Beefy and will definitely do the job! Stiffeners like that are so effective. Only way those will fail is to buckle.
 
   / Straightening Skid Shoe bracket with heat? #27  
I still would leave it as is. Better that bent than something else. You'll fix it a lot faster next time..
 
   / Straightening Skid Shoe bracket with heat? #28  
I still would leave it as is. Better that bent than something else. You'll fix it a lot faster next time..

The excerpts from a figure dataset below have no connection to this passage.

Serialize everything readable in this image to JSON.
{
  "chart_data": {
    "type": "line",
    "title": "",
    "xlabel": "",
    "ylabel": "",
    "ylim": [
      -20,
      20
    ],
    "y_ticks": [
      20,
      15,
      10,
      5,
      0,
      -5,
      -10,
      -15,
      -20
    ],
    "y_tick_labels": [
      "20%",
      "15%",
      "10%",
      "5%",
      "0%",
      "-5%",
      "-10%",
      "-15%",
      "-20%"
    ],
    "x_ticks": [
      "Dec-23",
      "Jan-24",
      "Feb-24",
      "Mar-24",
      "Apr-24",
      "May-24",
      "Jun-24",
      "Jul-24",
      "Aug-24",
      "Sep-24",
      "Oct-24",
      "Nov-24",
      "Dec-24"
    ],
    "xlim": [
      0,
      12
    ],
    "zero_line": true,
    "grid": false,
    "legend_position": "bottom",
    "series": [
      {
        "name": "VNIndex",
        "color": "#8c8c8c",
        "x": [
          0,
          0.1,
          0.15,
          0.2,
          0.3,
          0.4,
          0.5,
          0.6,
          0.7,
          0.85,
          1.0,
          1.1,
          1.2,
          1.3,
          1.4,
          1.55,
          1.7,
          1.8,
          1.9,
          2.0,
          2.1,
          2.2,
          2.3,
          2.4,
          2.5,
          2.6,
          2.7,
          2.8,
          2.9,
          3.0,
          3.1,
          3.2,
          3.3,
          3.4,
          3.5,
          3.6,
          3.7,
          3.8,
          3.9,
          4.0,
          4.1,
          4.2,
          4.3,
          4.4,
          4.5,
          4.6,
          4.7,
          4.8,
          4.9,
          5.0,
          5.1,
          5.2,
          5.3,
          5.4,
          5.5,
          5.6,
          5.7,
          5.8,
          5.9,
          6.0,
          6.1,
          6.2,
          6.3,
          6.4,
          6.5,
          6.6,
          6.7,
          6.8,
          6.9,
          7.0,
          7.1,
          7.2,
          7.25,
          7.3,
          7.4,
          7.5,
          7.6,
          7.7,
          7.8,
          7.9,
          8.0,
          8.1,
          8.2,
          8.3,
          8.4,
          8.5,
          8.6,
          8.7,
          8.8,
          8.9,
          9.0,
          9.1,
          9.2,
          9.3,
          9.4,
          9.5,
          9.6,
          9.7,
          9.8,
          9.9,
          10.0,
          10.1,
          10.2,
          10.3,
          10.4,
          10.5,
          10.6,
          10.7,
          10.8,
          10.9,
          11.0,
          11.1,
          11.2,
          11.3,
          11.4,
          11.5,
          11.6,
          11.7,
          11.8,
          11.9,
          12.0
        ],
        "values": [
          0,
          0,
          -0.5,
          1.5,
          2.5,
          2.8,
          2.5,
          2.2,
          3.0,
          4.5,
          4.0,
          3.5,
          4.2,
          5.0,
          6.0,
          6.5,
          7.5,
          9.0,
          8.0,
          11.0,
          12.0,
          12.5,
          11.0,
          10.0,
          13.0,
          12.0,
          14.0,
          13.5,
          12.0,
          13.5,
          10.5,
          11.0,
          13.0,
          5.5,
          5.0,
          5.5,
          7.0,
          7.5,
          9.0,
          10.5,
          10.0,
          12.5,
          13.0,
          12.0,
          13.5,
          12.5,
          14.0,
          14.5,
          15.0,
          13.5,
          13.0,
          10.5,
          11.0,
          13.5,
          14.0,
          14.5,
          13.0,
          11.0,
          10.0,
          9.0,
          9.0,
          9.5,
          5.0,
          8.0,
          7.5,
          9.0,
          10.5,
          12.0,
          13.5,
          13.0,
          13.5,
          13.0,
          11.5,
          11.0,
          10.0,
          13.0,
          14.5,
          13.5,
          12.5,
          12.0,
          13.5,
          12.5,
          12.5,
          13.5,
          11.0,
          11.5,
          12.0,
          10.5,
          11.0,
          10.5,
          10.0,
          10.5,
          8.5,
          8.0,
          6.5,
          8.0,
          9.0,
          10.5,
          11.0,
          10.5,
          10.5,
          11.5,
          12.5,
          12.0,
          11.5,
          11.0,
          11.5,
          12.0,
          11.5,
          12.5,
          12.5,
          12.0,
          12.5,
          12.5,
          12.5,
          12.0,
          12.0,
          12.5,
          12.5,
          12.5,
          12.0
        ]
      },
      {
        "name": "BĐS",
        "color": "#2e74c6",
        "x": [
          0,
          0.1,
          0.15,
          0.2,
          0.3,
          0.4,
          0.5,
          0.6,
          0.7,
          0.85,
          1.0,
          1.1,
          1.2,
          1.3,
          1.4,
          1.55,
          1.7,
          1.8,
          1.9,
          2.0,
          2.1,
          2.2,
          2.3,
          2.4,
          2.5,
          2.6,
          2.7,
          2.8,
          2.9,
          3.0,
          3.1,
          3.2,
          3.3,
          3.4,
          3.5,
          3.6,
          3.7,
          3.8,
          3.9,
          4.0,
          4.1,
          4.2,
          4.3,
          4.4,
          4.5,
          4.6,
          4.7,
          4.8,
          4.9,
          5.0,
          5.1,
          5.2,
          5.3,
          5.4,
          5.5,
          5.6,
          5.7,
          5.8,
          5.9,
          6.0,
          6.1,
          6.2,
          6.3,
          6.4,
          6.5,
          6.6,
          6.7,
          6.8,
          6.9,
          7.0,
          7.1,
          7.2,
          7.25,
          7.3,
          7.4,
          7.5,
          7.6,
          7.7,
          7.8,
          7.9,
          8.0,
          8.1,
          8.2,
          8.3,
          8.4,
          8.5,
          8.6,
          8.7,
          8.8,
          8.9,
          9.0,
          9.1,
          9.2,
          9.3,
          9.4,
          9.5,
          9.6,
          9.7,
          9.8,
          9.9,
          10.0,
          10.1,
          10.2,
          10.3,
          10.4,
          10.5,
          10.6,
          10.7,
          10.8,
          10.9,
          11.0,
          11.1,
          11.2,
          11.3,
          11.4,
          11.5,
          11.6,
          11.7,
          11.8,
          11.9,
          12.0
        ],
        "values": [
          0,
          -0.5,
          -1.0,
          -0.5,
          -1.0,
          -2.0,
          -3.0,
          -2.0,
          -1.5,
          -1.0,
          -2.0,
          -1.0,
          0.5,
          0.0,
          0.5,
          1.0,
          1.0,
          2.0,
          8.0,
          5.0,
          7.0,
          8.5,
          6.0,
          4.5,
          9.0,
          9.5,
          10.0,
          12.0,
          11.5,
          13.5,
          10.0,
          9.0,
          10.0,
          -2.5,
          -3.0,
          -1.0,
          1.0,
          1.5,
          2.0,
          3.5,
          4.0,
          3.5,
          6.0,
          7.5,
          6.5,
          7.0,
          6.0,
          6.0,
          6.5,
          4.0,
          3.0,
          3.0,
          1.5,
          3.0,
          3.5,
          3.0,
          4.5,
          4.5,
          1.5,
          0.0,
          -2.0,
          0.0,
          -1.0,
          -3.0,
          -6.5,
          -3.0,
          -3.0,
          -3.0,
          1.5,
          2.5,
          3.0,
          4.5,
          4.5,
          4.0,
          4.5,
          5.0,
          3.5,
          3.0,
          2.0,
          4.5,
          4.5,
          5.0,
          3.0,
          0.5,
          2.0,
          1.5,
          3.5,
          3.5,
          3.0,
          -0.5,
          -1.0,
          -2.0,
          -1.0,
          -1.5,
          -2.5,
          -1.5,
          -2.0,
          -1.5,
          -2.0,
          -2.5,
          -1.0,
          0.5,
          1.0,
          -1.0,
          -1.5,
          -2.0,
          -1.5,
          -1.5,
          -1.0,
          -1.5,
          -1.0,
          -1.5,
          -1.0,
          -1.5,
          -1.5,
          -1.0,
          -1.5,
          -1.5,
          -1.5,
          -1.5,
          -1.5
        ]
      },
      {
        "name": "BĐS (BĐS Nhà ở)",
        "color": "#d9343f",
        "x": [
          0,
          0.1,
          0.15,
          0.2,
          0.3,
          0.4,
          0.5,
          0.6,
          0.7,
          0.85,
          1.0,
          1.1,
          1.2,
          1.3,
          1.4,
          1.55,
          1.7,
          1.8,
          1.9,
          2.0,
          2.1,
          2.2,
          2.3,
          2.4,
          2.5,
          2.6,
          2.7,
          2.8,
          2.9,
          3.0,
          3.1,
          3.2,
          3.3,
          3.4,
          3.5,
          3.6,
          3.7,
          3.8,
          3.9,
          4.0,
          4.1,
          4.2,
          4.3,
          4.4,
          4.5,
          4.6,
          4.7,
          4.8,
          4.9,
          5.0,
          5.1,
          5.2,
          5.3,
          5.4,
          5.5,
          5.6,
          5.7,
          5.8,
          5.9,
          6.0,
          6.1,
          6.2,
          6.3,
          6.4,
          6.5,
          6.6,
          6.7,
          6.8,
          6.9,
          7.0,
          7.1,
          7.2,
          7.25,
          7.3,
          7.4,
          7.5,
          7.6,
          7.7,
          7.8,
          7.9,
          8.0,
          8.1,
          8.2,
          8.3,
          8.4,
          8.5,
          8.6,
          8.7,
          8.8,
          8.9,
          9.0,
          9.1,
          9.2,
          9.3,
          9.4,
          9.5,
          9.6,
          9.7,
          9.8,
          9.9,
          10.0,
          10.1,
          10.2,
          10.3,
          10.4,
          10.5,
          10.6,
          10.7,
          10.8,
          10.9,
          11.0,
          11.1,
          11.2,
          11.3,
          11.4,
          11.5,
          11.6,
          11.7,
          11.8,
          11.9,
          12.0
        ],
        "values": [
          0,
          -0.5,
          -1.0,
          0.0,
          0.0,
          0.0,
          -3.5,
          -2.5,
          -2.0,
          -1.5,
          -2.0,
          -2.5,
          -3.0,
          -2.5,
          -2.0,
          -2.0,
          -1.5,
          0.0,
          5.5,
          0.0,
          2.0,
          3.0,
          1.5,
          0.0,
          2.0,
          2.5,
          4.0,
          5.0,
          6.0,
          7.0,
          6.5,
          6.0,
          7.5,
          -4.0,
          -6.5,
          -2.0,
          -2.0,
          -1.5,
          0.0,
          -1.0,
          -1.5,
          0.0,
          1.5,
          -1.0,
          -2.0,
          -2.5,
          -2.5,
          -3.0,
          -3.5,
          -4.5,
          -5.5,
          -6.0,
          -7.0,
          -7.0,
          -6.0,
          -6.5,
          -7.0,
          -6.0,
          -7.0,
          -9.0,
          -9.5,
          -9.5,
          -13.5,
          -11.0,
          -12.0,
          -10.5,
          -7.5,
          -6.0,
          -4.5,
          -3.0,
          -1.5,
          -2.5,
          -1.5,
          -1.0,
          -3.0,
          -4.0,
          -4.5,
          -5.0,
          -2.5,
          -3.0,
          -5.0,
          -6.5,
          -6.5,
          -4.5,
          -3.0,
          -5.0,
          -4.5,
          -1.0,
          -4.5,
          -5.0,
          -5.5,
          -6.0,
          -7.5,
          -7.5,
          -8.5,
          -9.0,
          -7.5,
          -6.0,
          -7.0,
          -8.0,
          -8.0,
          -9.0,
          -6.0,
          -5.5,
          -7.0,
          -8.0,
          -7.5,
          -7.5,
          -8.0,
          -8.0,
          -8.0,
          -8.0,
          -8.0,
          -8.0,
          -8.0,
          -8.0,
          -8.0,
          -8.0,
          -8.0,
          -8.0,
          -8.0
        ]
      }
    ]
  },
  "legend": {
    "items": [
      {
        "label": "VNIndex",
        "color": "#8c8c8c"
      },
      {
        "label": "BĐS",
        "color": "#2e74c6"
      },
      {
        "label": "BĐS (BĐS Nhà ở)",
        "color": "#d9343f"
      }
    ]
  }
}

Good point... sometimes over stiffening a 'sacrificial' part will cause the damage to occur on a more critical or expensive part. Often in my business we design/size things such that we control where the failure will occur for safety/maintenance reasons.
 
   / Straightening Skid Shoe bracket with heat?
  • Thread Starter
#29  
Arc and Shield, I hadn't thought about putting a bracket on each side of the post sleeve. (Shield, great graphical illustration, BTW). Would you tack the gussets to the post sleeve as well as the bearing surfaces of the bracket? I had been thinking that a single gusset from 3/8" plate, centered on the vertical axis of the post sleeve and welded to both the sleeve and bracket surfaces would provide the most support. It theoretically would extend the bracing farther down the sleeve, since it was the post and sleeve as a unit that served as the lever arm (moment arm) to bend the bracket in the first place. :scratchchin:

Tawilson and DE make a good point about sacrificial parts. Maybe that's why Woods doesn't add gussets in the design. The skid shoes and the HBL84-2 blade itself are otherwise very beefy. Guess I'll have to think about that a bit more. Still, when I bumped into the frozen timber I was barely creeping, pushing snow with the back of the blade while clearing in a tight place. I get that F = M x A, and my tractor as set up is over 6K lbs, but I would have thought the blade and 3pt hitch should withstand that much of a bump without damage.
 
   / Straightening Skid Shoe bracket with heat? #30  
Threepoint you have a good idea too, of just using a single gusset. Something like this I don't like to weld all the way around. Oh I would if an engineer told me to! I would use three short welds. One on each end of the gusset, and one in the heel of the gusset. I like to run a bead of caulking between the welds before painting. Helps keep the water out, so things don't rust as fast.

I wouldn't be afraid of using gussets on this. The rotating catch pin is what is going to take the hit now. As with anything you have to be careful.